In 2005, after Mahinda Rajapaksa was elected president, he appointed his brother Gotabaya to crush the LTTE (Liberation Tigers of Tamil Eelam) who started an armed rebellion in 1983 against Sinhala oppression of the island’s Tamil minority. Gotabaya discharged his mandate with ruthless efficiency and crushed the LTTE rebellion taking a toll of 100,000 lives before a ceasefire was called in 2009. As a result, Mahinda was re-elected president in 2010.

Although ousted from office in 2015 following corruption and nepotism scandals, after a suspicious bombing of several Christian churches in Colombo on Easter Sunday, 2019, allegedly by Muslim minority extremists, Gotabaya who had brutally crushed LTTE extremists, was swept to presidential office with strong support of the business community. As quid pro quo, immediately after election he slashed income and VAT taxes. A year later, when the Covid-19 virus swept the world, the government’s revenue was insufficient to fund the food and healthcare subsidies for the general populace following lockdown of industry and commerce. Simultaneously, the island republic’s substantial income from tourism dried up.

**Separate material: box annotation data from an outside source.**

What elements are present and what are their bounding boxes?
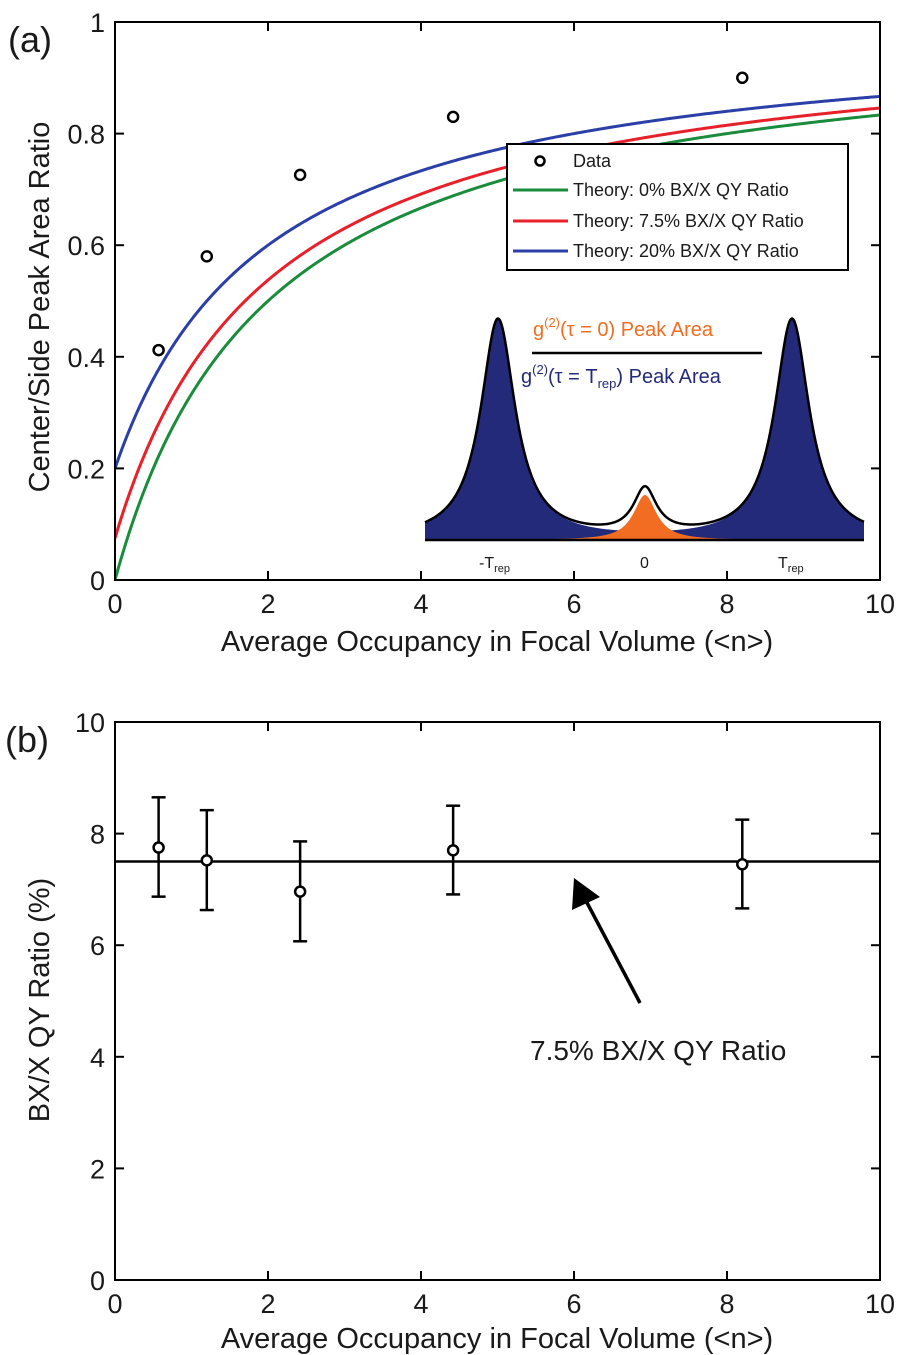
error-bar-point	[735, 818, 750, 910]
panel-a-data-points	[152, 71, 749, 357]
theory-curve-0	[115, 113, 880, 580]
legend-box	[506, 143, 849, 271]
data-point	[736, 858, 749, 871]
error-bar-point	[199, 808, 214, 912]
legend-label-20pct: Theory: 20% BX/X QY Ratio	[573, 241, 799, 261]
panel-b-xtick-label: 6	[566, 1289, 581, 1319]
panel-a-xtick-label: 10	[865, 589, 895, 619]
panel-a-xtick-label: 6	[566, 589, 581, 619]
legend-label-0pct: Theory: 0% BX/X QY Ratio	[573, 180, 789, 200]
panel-a-ytick-label: 0	[90, 566, 105, 596]
panel-a-ytick-label: 0.4	[67, 343, 105, 373]
data-point	[152, 343, 165, 357]
panel-b-xtick-label: 4	[413, 1289, 428, 1319]
panel-a-xlabel: Average Occupancy in Focal Volume (<n>)	[221, 626, 773, 658]
panel-a-ytick-label: 0.2	[67, 454, 105, 484]
panel-b-ytick-label: 2	[90, 1154, 105, 1184]
data-point	[446, 110, 460, 124]
panel-a: (a) g(2)(τ = 0) Peak Area g(2)(τ = Trep)…	[8, 8, 895, 658]
data-point	[736, 71, 749, 85]
data-point	[446, 844, 460, 857]
theory-curve-2	[115, 94, 880, 469]
panel-a-legend: Data Theory: 0% BX/X QY Ratio Theory: 7.…	[506, 143, 849, 271]
panel-b-axes: 0 2 4 6 8 10 0 2 4 6 8 10	[75, 708, 895, 1319]
error-bar-point	[446, 804, 461, 896]
panel-a-xtick-label: 0	[107, 589, 122, 619]
panel-a-frame	[114, 21, 881, 581]
panel-a-theory-curves	[115, 94, 880, 580]
panel-a-inset: g(2)(τ = 0) Peak Area g(2)(τ = Trep) Pea…	[424, 315, 865, 575]
panel-b-ytick-label: 0	[90, 1266, 105, 1296]
data-point	[200, 250, 214, 263]
data-point	[293, 168, 307, 182]
panel-a-label: (a)	[8, 19, 52, 60]
panel-b-ytick-label: 10	[75, 708, 105, 738]
panel-b-xtick-label: 10	[865, 1289, 895, 1319]
annotation-arrow	[572, 878, 642, 1004]
panel-a-xtick-label: 2	[260, 589, 275, 619]
data-point	[152, 841, 165, 854]
panel-b-ytick-label: 4	[90, 1043, 105, 1073]
legend-label-7-5pct: Theory: 7.5% BX/X QY Ratio	[573, 211, 804, 231]
panel-b-ylabel: BX/X QY Ratio (%)	[24, 878, 56, 1122]
panel-b-xtick-label: 2	[260, 1289, 275, 1319]
panel-b-data-points	[151, 796, 750, 943]
panel-b-xlabel: Average Occupancy in Focal Volume (<n>)	[221, 1323, 773, 1355]
panel-a-xtick-label: 4	[413, 589, 428, 619]
panel-b-frame	[114, 721, 881, 1281]
inset-denominator: g(2)(τ = Trep) Peak Area	[521, 362, 722, 391]
inset-numerator: g(2)(τ = 0) Peak Area	[533, 315, 714, 341]
data-point	[293, 885, 307, 898]
error-bar-point	[151, 796, 166, 898]
panel-b: (b) 0 2 4 6 8 10 0 2 4 6 8 10 7.5% BX/X QY Ratio Av…	[5, 708, 895, 1355]
panel-b-ytick-label: 6	[90, 931, 105, 961]
data-point	[200, 854, 214, 867]
inset-center-peak	[425, 495, 864, 540]
inset-tick-trep: Trep	[778, 555, 804, 575]
annotation-label: 7.5% BX/X QY Ratio	[530, 1035, 786, 1066]
legend-label-data: Data	[573, 151, 612, 171]
panel-a-xtick-label: 8	[719, 589, 734, 619]
panel-b-xtick-label: 0	[107, 1289, 122, 1319]
panel-b-ytick-label: 8	[90, 820, 105, 850]
panel-a-ytick-label: 0.8	[67, 120, 105, 150]
panel-a-ylabel: Center/Side Peak Area Ratio	[24, 122, 56, 493]
panel-a-ytick-label: 1	[90, 8, 105, 38]
theory-curve-1	[115, 106, 880, 539]
legend-marker-data	[534, 155, 546, 167]
panel-a-axes: 0 2 4 6 8 10 0 0.2 0.4 0.6 0.8 1	[67, 8, 895, 619]
inset-tick-zero: 0	[640, 555, 649, 572]
panel-b-label: (b)	[5, 719, 49, 760]
panel-b-xtick-label: 8	[719, 1289, 734, 1319]
inset-tick-neg-trep: -Trep	[479, 555, 510, 575]
error-bar-point	[293, 840, 308, 943]
inset-outline	[424, 317, 865, 526]
panel-a-ytick-label: 0.6	[67, 231, 105, 261]
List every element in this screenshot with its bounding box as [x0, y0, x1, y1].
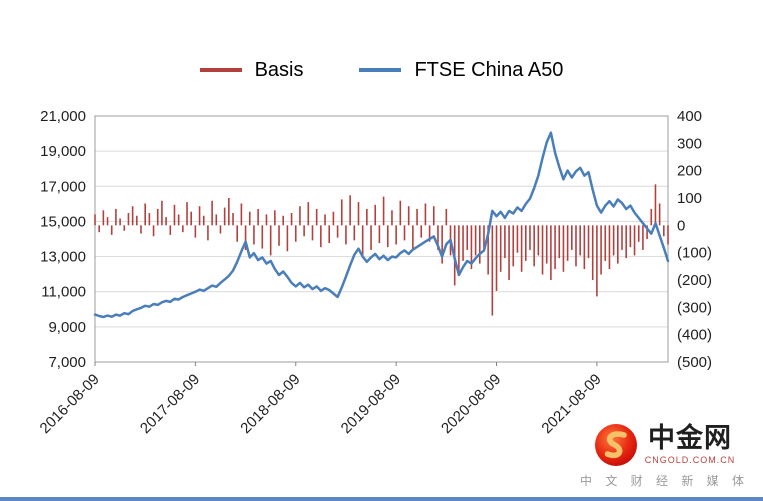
left-axis-label: 7,000 — [48, 354, 86, 371]
x-axis-label: 2020-08-09 — [438, 371, 504, 437]
legend-item-basis: Basis — [199, 58, 304, 82]
bottom-blue-bar — [0, 497, 763, 501]
cngold-logo: 中金网 CNGOLD.COM.CN 中 文 财 经 新 媒 体 — [580, 423, 749, 489]
right-axis-label: 0 — [677, 217, 685, 234]
left-axis-label: 19,000 — [40, 143, 86, 160]
cngold-name-block: 中金网 CNGOLD.COM.CN — [644, 423, 736, 466]
x-axis-label: 2018-08-09 — [237, 371, 303, 437]
right-axis-label: (200) — [677, 272, 712, 289]
left-axis-label: 11,000 — [41, 284, 86, 301]
cngold-domain: CNGOLD.COM.CN — [644, 455, 736, 465]
ftse-a50-price-line — [93, 131, 670, 319]
left-axis-label: 15,000 — [40, 213, 86, 230]
chart-canvas: 21,000 19,000 17,000 15,000 13,000 11,000 9,00… — [37, 108, 712, 437]
right-axis-label: (400) — [677, 327, 712, 344]
left-axis-label: 9,000 — [48, 319, 86, 336]
cngold-tagline: 中 文 财 经 新 媒 体 — [579, 474, 749, 488]
right-axis-label: 400 — [677, 108, 702, 125]
basis-line-swatch — [199, 68, 242, 72]
cngold-coin-icon — [594, 424, 637, 466]
right-axis-label: 200 — [677, 163, 702, 180]
right-axis-label: 100 — [677, 190, 702, 207]
legend-label-ftse-a50: FTSE China A50 — [414, 58, 564, 81]
cngold-name: 中金网 — [647, 423, 732, 453]
chart-legend: Basis FTSE China A50 — [0, 0, 763, 86]
legend-label-basis: Basis — [254, 58, 304, 81]
right-axis-label: (300) — [677, 299, 712, 316]
plot-border — [94, 115, 669, 363]
x-axis-label: 2019-08-09 — [338, 371, 404, 437]
x-axis-label: 2017-08-09 — [137, 371, 203, 437]
right-axis-label: (100) — [677, 245, 712, 262]
ftse-a50-line-swatch — [359, 68, 402, 72]
left-axis-label: 21,000 — [40, 108, 86, 125]
legend-item-ftse-a50: FTSE China A50 — [359, 59, 563, 82]
cngold-logo-top: 中金网 CNGOLD.COM.CN — [580, 423, 749, 467]
left-axis-label: 17,000 — [40, 178, 86, 195]
x-axis-label: 2016-08-09 — [37, 371, 103, 437]
right-axis-label: (500) — [677, 354, 712, 371]
right-axis-label: 300 — [677, 135, 702, 152]
left-axis-label: 13,000 — [40, 249, 86, 266]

With typical arrogance, instead of consulting with expert economists and business leaders, President Gotabaya and prime minister Mahinda whimsically mandated a switch to organic farming to save the cost of imported fertilizer, adversely affecting agriculture production — especially of tea, a major earner of foreign exchange. Moreover, instead of slashing establishment expenditure, the SLPF government resorted to massive money printing, driving up the fiscal deficit as runaway inflation swept the nation.

The rise and swift fall of Sri Lanka’s Gotabaya government done in by authoritarian exercise of power, has important lessons for the BJP leadership which also practices muscular majoritarian politics while enacting momentous legislation — demonetisation, farm reform bills, GST and the Agnipath scheme — without adequate scrutiny and debate. It’s sobering to note that like Gotabaya, Narendra Modi was elected to office with a landslide majority in 2019. Like Sri Lanka, India is confronted with ballooning inflation and unemployment. India’s next General Election is scheduled for 2024. But Sri Lanka’s history proves a lot can happen before that.